Article 1er : L’arrêté du 19 février 2025 du préfet des Hauts-de-Seine est annulé.

Article 2 : Il est enjoint au préfet des Hauts-de-Seine de délivrer à M. B... le certificat de résidence de 10 ans prévu à l’article 7 bis de l’accord franco-algérien dans un délai de deux mois.

Article 3 : Il est enjoint au préfet des Hauts-de-Seine de faire procéder à la suppression du signalement de M. B... aux fins de non-admission dans le système d’information Schengen

Article 4 : L’Etat versera à M. B... la somme de 1 200 euros au titre de l’article L. 761-1 du code de justice administrative.

Article 5 : Le surplus des conclusions est rejeté.

Article 6 : Le présent jugement sera notifié à M. A... B... et au préfet des Hauts-de-Seine.

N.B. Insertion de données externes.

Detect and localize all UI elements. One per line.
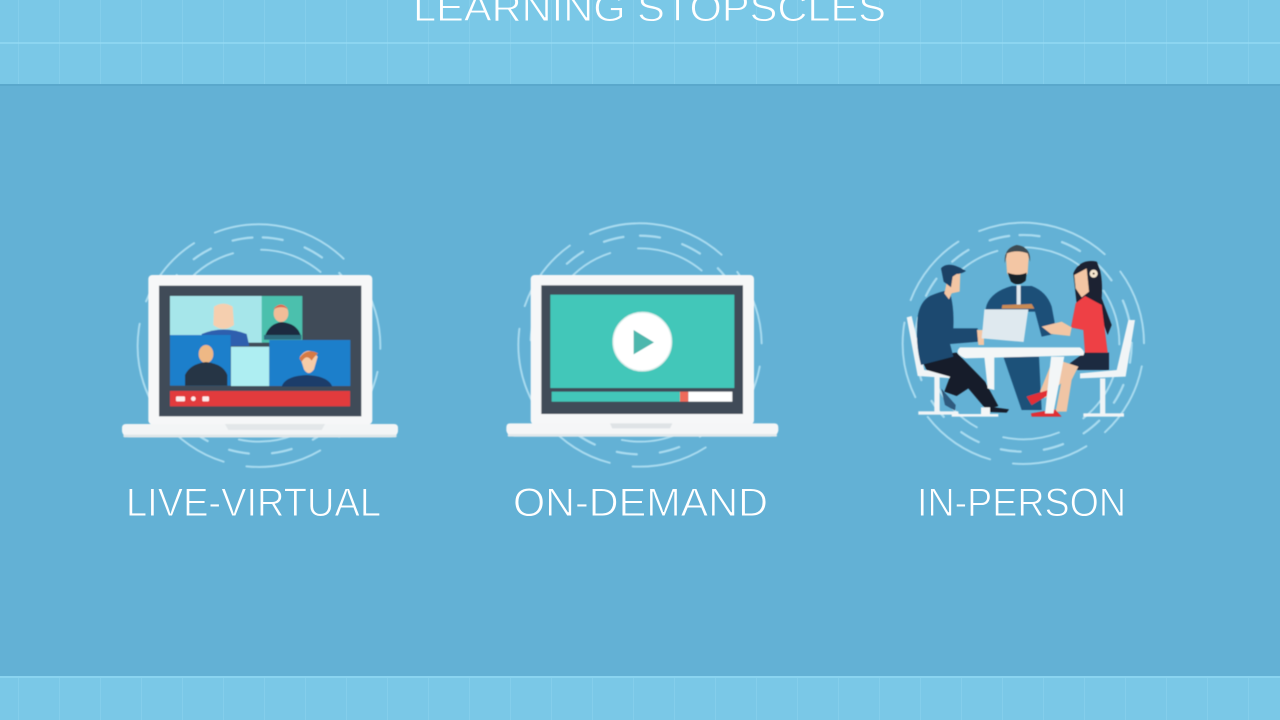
laptop screen	[159, 286, 361, 416]
participant tile: center blank	[231, 347, 269, 386]
label: in-person: IN-PERSON	[917, 481, 1126, 525]
label: live-virtual: LIVE-VIRTUAL	[126, 481, 381, 525]
icon: in-person meeting	[891, 211, 1156, 476]
concentric dashed rings	[891, 211, 1156, 476]
icon: on-demand laptop	[506, 211, 778, 479]
participant tile: large top	[170, 296, 262, 346]
participant tile: lower right	[269, 340, 350, 387]
woman	[1027, 261, 1112, 417]
panel: footer band	[0, 676, 1280, 720]
laptop base	[506, 423, 778, 437]
right chair	[1080, 320, 1135, 417]
laptop lid	[531, 275, 754, 424]
participant tile: small green	[262, 296, 302, 343]
progress bar	[552, 392, 732, 402]
left man	[917, 265, 1009, 414]
label: on-demand: ON-DEMAND	[513, 481, 768, 525]
laptop screen	[541, 285, 743, 414]
panel: header band	[0, 0, 1280, 86]
middle man	[985, 245, 1057, 410]
video area	[550, 295, 734, 388]
laptop base	[122, 424, 398, 437]
red control bar	[170, 391, 350, 406]
laptop lid	[148, 275, 372, 424]
concentric dashed rings	[506, 211, 774, 479]
meeting laptop	[982, 309, 1028, 342]
play button	[613, 312, 672, 371]
participant tile: lower left	[170, 335, 231, 386]
concentric dashed rings	[122, 209, 396, 483]
icon: live-virtual laptop	[122, 209, 398, 483]
table	[952, 347, 1084, 417]
left chair	[907, 316, 958, 415]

Délibéré après l'audience du 6 février 2025, à laquelle siégeaient :

Mme Edert, présidente,
Mme Beauvironnet, conseillère,
M. Sorin, conseiller.

Rendu public par mise à disposition au greffe le 19 mars 2026.

Le rapporteur,


signé


S. Sorin

La présidente,


signé


S. Edert
La greffière,


signé


S. Le Gueux

La République mande et ordonne au préfet des Hauts-de-Seine en ce qui le concerne ou à tous commissaires de justice à ce requis en ce qui concerne les voies de droit commun contre les parties privées, de pourvoir à l'exécution de la présente décision.